LA PELICULA SOBRE LA GUERRA CIVIL QUE FRANCO TARDO DÉCADAS EN DEJAR ENTRAR EN ESPAÑA.
Durante
décadas, pocas películas estuvieron tan marcadas por la censura
franquista como Por quién doblan las campanas. Resultaba
especialmente llamativo porque no se trataba de una producción
marginal ni de cine político clandestino. Era una gran
superproducción de Hollywood basada en la célebre novela de Ernest
Hemingway y protagonizada nada menos que por Gary Cooper e Ingrid
Bergman. Precisamente por eso se convirtió en algo tan peligroso
para el régimen.
La película narraba la historia de un
brigadista estadounidense que combate junto al bando republicano
durante la Guerra Civil Española. Solo esa premisa bastaba para
convertirla en material prohibido. El franquismo no podía permitir
una visión heroica o humanizada de los republicanos procedente
además de Hollywood, la mayor fábrica de imágenes del mundo.
El
filme se estrenó en 1943 en Estados Unidos y rápidamente adquirió
enorme prestigio internacional. Mientras tanto, en España permanecía
vetado. Hubo que esperar hasta 1978, ya muerto Franco y en plena
Transición, para que pudiera verse oficialmente en las salas
españolas. Más de tres décadas de prohibición para una película
que, fuera del país, ya formaba parte de la historia del cine
clásico.
La preocupación de la censura no era únicamente
política. También existía miedo al impacto emocional que podían
provocar estrellas tan queridas y admiradas como Gary Cooper o Ingrid
Bergman interpretando personajes vinculados a la causa republicana.

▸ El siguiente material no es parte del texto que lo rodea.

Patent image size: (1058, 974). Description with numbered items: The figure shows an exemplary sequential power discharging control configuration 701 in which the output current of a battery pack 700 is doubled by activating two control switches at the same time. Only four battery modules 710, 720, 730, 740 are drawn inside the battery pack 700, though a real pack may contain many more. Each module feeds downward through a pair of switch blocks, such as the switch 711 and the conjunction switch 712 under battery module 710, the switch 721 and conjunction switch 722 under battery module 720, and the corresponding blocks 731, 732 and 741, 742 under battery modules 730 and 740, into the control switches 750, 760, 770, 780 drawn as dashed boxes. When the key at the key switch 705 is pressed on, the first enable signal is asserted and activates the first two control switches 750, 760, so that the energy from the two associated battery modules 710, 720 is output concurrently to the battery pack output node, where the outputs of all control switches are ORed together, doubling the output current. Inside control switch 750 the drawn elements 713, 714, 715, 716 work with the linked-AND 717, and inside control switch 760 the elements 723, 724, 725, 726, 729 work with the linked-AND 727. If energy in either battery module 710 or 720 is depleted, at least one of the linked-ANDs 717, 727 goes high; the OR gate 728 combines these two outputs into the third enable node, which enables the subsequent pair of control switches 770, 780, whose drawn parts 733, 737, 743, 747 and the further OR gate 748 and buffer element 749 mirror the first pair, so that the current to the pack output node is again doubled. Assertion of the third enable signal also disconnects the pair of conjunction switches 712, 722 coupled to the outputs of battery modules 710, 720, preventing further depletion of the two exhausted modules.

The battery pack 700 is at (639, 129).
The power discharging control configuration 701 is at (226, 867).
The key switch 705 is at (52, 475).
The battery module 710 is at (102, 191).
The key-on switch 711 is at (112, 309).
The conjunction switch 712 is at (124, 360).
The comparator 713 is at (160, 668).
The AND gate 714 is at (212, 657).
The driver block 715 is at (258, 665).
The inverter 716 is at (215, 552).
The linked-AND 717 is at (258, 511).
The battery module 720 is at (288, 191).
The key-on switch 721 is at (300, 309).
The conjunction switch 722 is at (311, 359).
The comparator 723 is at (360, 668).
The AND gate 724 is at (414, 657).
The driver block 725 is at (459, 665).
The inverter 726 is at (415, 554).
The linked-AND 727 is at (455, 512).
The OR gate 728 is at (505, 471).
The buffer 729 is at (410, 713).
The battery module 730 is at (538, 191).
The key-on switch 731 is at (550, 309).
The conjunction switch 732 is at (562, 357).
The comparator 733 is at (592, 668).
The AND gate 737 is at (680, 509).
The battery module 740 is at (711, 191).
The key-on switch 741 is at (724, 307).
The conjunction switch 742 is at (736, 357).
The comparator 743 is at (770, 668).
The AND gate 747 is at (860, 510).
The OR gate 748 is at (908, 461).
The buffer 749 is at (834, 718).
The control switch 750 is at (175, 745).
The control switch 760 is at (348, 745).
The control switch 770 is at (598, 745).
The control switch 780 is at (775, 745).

El cine tenía un enorme poder simbólico y el régimen lo sabía
perfectamente.
En otras películas la solución fue más
sencilla y casi grotesca. Tanto en Casablanca como en Las nieves del
Kilimanjaro aparecían alusiones a personajes que habían combatido
en España junto a los republicanos. Para evitar problemas, los
censores simplemente alteraron el doblaje español y eliminaron
cualquier referencia incómoda. Así, la manipulación convertía el
pasado político de los personajes en algo difuso o directamente
inexistente.
El caso de Por quién doblan las campanas era
mucho más complicado. Toda la película estaba construida alrededor
del conflicto español y no había forma de disimularlo sin destruir
completamente la historia. Por eso optaron por el silencio absoluto:
prohibirla.
Cuando finalmente llegó a las pantallas
españolas en democracia, la película ya arrastraba un aura casi
legendaria. No era solo una adaptación de Hemingway ni un clásico
romántico ambientado en la guerra. También era el símbolo de una
época en la que incluso la memoria cinematográfica de la Guerra
Civil debía permanecer enterrada.

A mi la pelicula me decepciono, ya que había sentido hablar mucho de ella. No es que sea mala, pero me decepciono.